The franchise deserved better. And it deserved better not because we didn’t have the technology or the skillset or the vision to make it better. We have so many other comic book movies out there on both the epic and street-level scales. It deserved better precisely *because* we know something better was possible, and it feels like at every level, this film failed to even make an effort. I can accept that a perfectly good franchise might be part of the wreckage of the Fox/Disney deal, but I can’t accept how bad this one was closing things up.
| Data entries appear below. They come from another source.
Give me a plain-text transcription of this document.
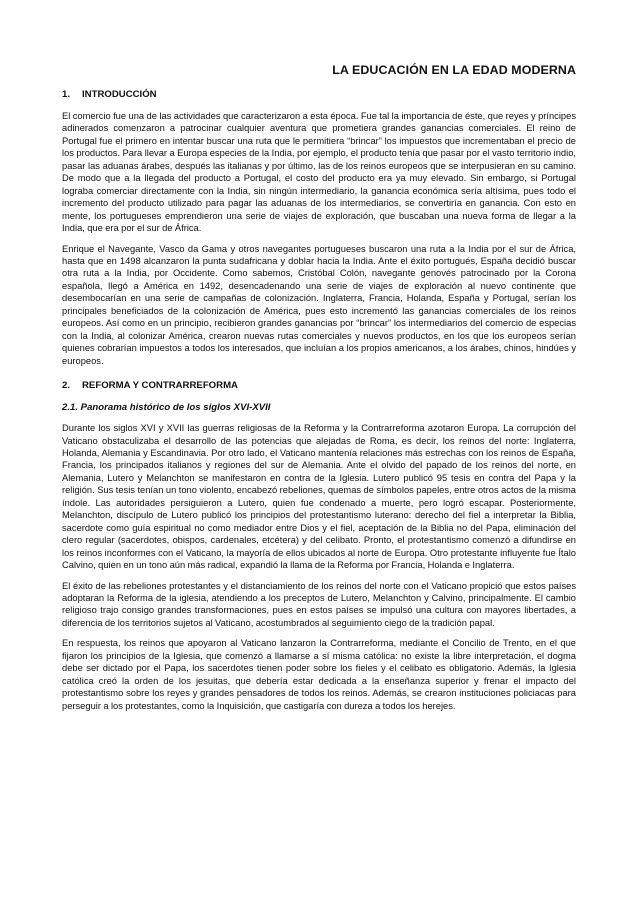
LA EDUCACIÓN EN LA EDAD MODERNA
1.	INTRODUCCIÓN

El comercio fue una de las actividades que caracterizaron a esta época. Fue tal la importancia de éste, que reyes y príncipes adinerados comenzaron a patrocinar cualquier aventura que prometiera grandes ganancias comerciales. El reino de Portugal fue el primero en intentar buscar una ruta que le permitiera “brincar” los impuestos que incrementaban el precio de los productos. Para llevar a Europa especies de la India, por ejemplo, el producto tenía que pasar por el vasto territorio indio, pasar las aduanas árabes, después las italianas y por último, las de los reinos europeos que se interpusieran en su camino. De modo que a la llegada del producto a Portugal, el costo del producto era ya muy elevado. Sin embargo, si Portugal lograba comerciar directamente con la India, sin ningún intermediario, la ganancia económica sería altísima, pues todo el incremento del producto utilizado para pagar las aduanas de los intermediarios, se convertiría en ganancia. Con esto en mente, los portugueses emprendieron una serie de viajes de exploración, que buscaban una nueva forma de llegar a la India, que era por el sur de África.

Enrique el Navegante, Vasco da Gama y otros navegantes portugueses buscaron una ruta a la India por el sur de África, hasta que en 1498 alcanzaron la punta sudafricana y doblar hacia la India. Ante el éxito portugués, España decidió buscar otra ruta a la India, por Occidente. Como sabemos, Cristóbal Colón, navegante genovés patrocinado por la Corona española, llegó a América en 1492, desencadenando una serie de viajes de exploración al nuevo continente que desembocarían en una serie de campañas de colonización. Inglaterra, Francia, Holanda, España y Portugal, serían los principales beneficiados de la colonización de América, pues esto incrementó las ganancias comerciales de los reinos europeos. Así como en un principio, recibieron grandes ganancias por “brincar” los intermediarios del comercio de especias con la India, al colonizar América, crearon nuevas rutas comerciales y nuevos productos, en los que los europeos serían quienes cobrarían impuestos a todos los interesados, que incluían a los propios americanos, a los árabes, chinos, hindúes y europeos.

2.	REFORMA Y CONTRARREFORMA
2.1. Panorama histórico de los siglos XVI-XVII

Durante los siglos XVI y XVII las guerras religiosas de la Reforma y la Contrarreforma azotaron Europa. La corrupción del Vaticano obstaculizaba el desarrollo de las potencias que alejadas de Roma, es decir, los reinos del norte: Inglaterra, Holanda, Alemania y Escandinavia. Por otro lado, el Vaticano mantenía relaciones más estrechas con los reinos de España, Francia, los principados italianos y regiones del sur de Alemania. Ante el olvido del papado de los reinos del norte, en Alemania, Lutero y Melanchton se manifestaron en contra de la Iglesia. Lutero publicó 95 tesis en contra del Papa y la religión. Sus tesis tenían un tono violento, encabezó rebeliones, quemas de símbolos papeles, entre otros actos de la misma índole. Las autoridades persiguieron a Lutero, quien fue condenado a muerte, pero logró escapar. Posteriormente, Melanchton, discípulo de Lutero publicó los principios del protestantismo luterano: derecho del fiel a interpretar la Biblia, sacerdote como guía espiritual no como mediador entre Dios y el fiel, aceptación de la Biblia no del Papa, eliminación del clero regular (sacerdotes, obispos, cardenales, etcétera) y del celibato. Pronto, el protestantismo comenzó a difundirse en los reinos inconformes con el Vaticano, la mayoría de ellos ubicados al norte de Europa. Otro protestante influyente fue Ítalo Calvino, quien en un tono aún más radical, expandió la llama de la Reforma por Francia, Holanda e Inglaterra.

El éxito de las rebeliones protestantes y el distanciamiento de los reinos del norte con el Vaticano propició que estos países adoptaran la Reforma de la iglesia, atendiendo a los preceptos de Lutero, Melanchton y Calvino, principalmente. El cambio religioso trajo consigo grandes transformaciones, pues en estos países se impulsó una cultura con mayores libertades, a diferencia de los territorios sujetos al Vaticano, acostumbrados al seguimiento ciego de la tradición papal.

En respuesta, los reinos que apoyaron al Vaticano lanzaron la Contrarreforma, mediante el Concilio de Trento, en el que fijaron los principios de la Iglesia, que comenzó a llamarse a sí misma católica: no existe la libre interpretación, el dogma debe ser dictado por el Papa, los sacerdotes tienen poder sobre los fieles y el celibato es obligatorio. Además, la Iglesia católica creó la orden de los jesuitas, que debería estar dedicada a la enseñanza superior y frenar el impacto del protestantismo sobre los reyes y grandes pensadores de todos los reinos. Además, se crearon instituciones policiacas para perseguir a los protestantes, como la Inquisición, que castigaría con dureza a todos los herejes.
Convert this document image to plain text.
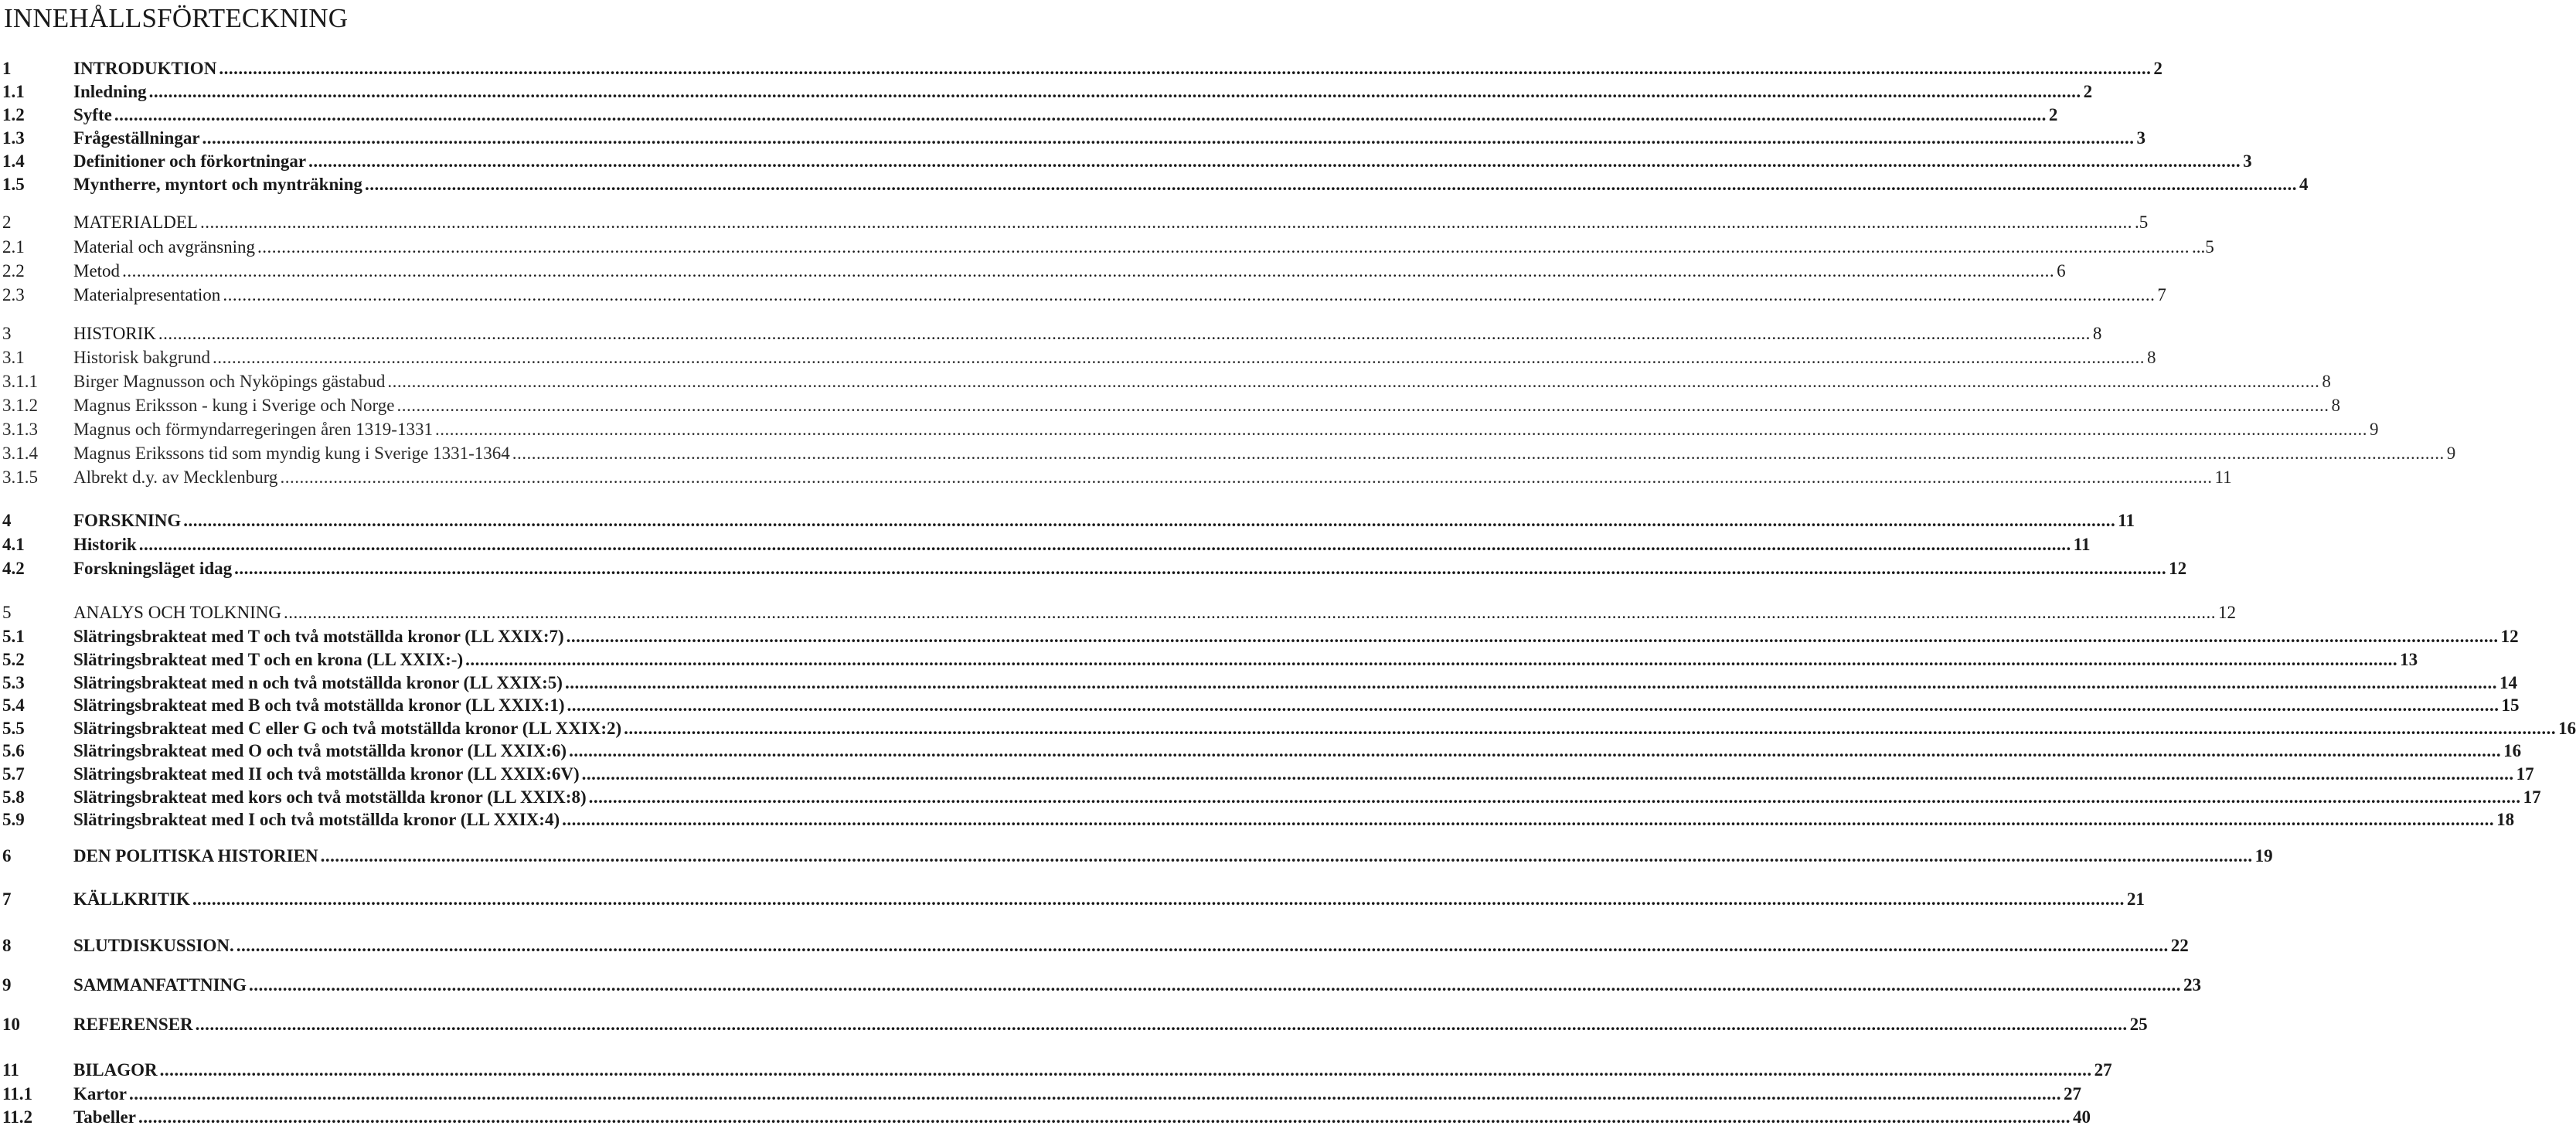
INNEHÅLLSFÖRTECKNING
1	INTRODUKTION ................................................................................................................................................................................................................................................................................................................................................................................................................ 2
1.1	Inledning ................................................................................................................................................................................................................................................................................................................................................................................................................ 2
1.2	Syfte ................................................................................................................................................................................................................................................................................................................................................................................................................ 2
1.3	Frågeställningar ................................................................................................................................................................................................................................................................................................................................................................................................................ 3
1.4	Definitioner och förkortningar ................................................................................................................................................................................................................................................................................................................................................................................................................ 3
1.5	Myntherre, myntort och mynträkning ................................................................................................................................................................................................................................................................................................................................................................................................................ 4
2	MATERIALDEL ................................................................................................................................................................................................................................................................................................................................................................................................................ .5
2.1	Material och avgränsning ................................................................................................................................................................................................................................................................................................................................................................................................................ ...5
2.2	Metod ................................................................................................................................................................................................................................................................................................................................................................................................................ 6
2.3	Materialpresentation ................................................................................................................................................................................................................................................................................................................................................................................................................ 7
3	HISTORIK ................................................................................................................................................................................................................................................................................................................................................................................................................ 8
3.1	Historisk bakgrund ................................................................................................................................................................................................................................................................................................................................................................................................................ 8
3.1.1	Birger Magnusson och Nyköpings gästabud ................................................................................................................................................................................................................................................................................................................................................................................................................ 8
3.1.2	Magnus Eriksson - kung i Sverige och Norge ................................................................................................................................................................................................................................................................................................................................................................................................................ 8
3.1.3	Magnus och förmyndarregeringen åren 1319-1331 ................................................................................................................................................................................................................................................................................................................................................................................................................ 9
3.1.4	Magnus Erikssons tid som myndig kung i Sverige 1331-1364 ................................................................................................................................................................................................................................................................................................................................................................................................................ 9
3.1.5	Albrekt d.y. av Mecklenburg ................................................................................................................................................................................................................................................................................................................................................................................................................ 11
4	FORSKNING ................................................................................................................................................................................................................................................................................................................................................................................................................ 11
4.1	Historik ................................................................................................................................................................................................................................................................................................................................................................................................................ 11
4.2	Forskningsläget idag ................................................................................................................................................................................................................................................................................................................................................................................................................ 12
5	ANALYS OCH TOLKNING ................................................................................................................................................................................................................................................................................................................................................................................................................ 12
5.1	Slätringsbrakteat med T och två motställda kronor (LL XXIX:7) ................................................................................................................................................................................................................................................................................................................................................................................................................ 12
5.2	Slätringsbrakteat med T och en krona (LL XXIX:-) ................................................................................................................................................................................................................................................................................................................................................................................................................ 13
5.3	Slätringsbrakteat med n och två motställda kronor (LL XXIX:5) ................................................................................................................................................................................................................................................................................................................................................................................................................ 14
5.4	Slätringsbrakteat med B och två motställda kronor (LL XXIX:1) ................................................................................................................................................................................................................................................................................................................................................................................................................ 15
5.5	Slätringsbrakteat med C eller G och två motställda kronor (LL XXIX:2) ................................................................................................................................................................................................................................................................................................................................................................................................................ 16
5.6	Slätringsbrakteat med O och två motställda kronor (LL XXIX:6) ................................................................................................................................................................................................................................................................................................................................................................................................................ 16
5.7	Slätringsbrakteat med II och två motställda kronor (LL XXIX:6V) ................................................................................................................................................................................................................................................................................................................................................................................................................ 17
5.8	Slätringsbrakteat med kors och två motställda kronor (LL XXIX:8) ................................................................................................................................................................................................................................................................................................................................................................................................................ 17
5.9	Slätringsbrakteat med I och två motställda kronor (LL XXIX:4) ................................................................................................................................................................................................................................................................................................................................................................................................................ 18
6	DEN POLITISKA HISTORIEN ................................................................................................................................................................................................................................................................................................................................................................................................................ 19
7	KÄLLKRITIK ................................................................................................................................................................................................................................................................................................................................................................................................................ 21
8	SLUTDISKUSSION. ................................................................................................................................................................................................................................................................................................................................................................................................................ 22
9	SAMMANFATTNING ................................................................................................................................................................................................................................................................................................................................................................................................................ 23
10	REFERENSER ................................................................................................................................................................................................................................................................................................................................................................................................................ 25
11	BILAGOR ................................................................................................................................................................................................................................................................................................................................................................................................................ 27
11.1	Kartor ................................................................................................................................................................................................................................................................................................................................................................................................................ 27
11.2	Tabeller ................................................................................................................................................................................................................................................................................................................................................................................................................ 40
My ideal closer? Glad you asked. I would have done a literal post-apocalyptic movie, where you could always see the visible effects of what Apocalypse did. Mutants were given a choice to retire to Magneto’s island, have their powers stripped, sign on to government service, or to try living within mutant neighborhoods where the authorities have a shoot-first, ask questions later policy, often sharing those neighborhoods peacefully with other marginalized populations. Same Jean Grey story, but told in the wreckage of their family neighborhood, and a sudden desire to remake the world in her image, because in destroying Apocalypse, she actually absorbed him and that is the power tainting her, a final failure of Xavier’s. And somehow Deadpool and Cable. I think I’m forgetting someone.

*whispers* X-Force! 

“Dark Phoenix” is a disappointing afterthought that serves as the closer to an amazing franchise, one which was the vanguard for the comic book hero movies and franchises of today. Nearly every aspect of this film feels either contractually obligated or phoned in, from the writing and direction to the acting to the dismal special effects. Fans of the X-Men franchise, or fans of comic book movies in general, are probably the only people I would recommend this film to, and anyone interested in it should first watch the rest of the franchise so you can know just how great it was. And maybe hope with me that there is still more great stuff to come.

Rotten Tomatoes: 22%

Metacritic: 43

One Movie Punch: 3.4/10

“Dark Phoenix” (2019) is rated PG-13and is currently playing intheaters.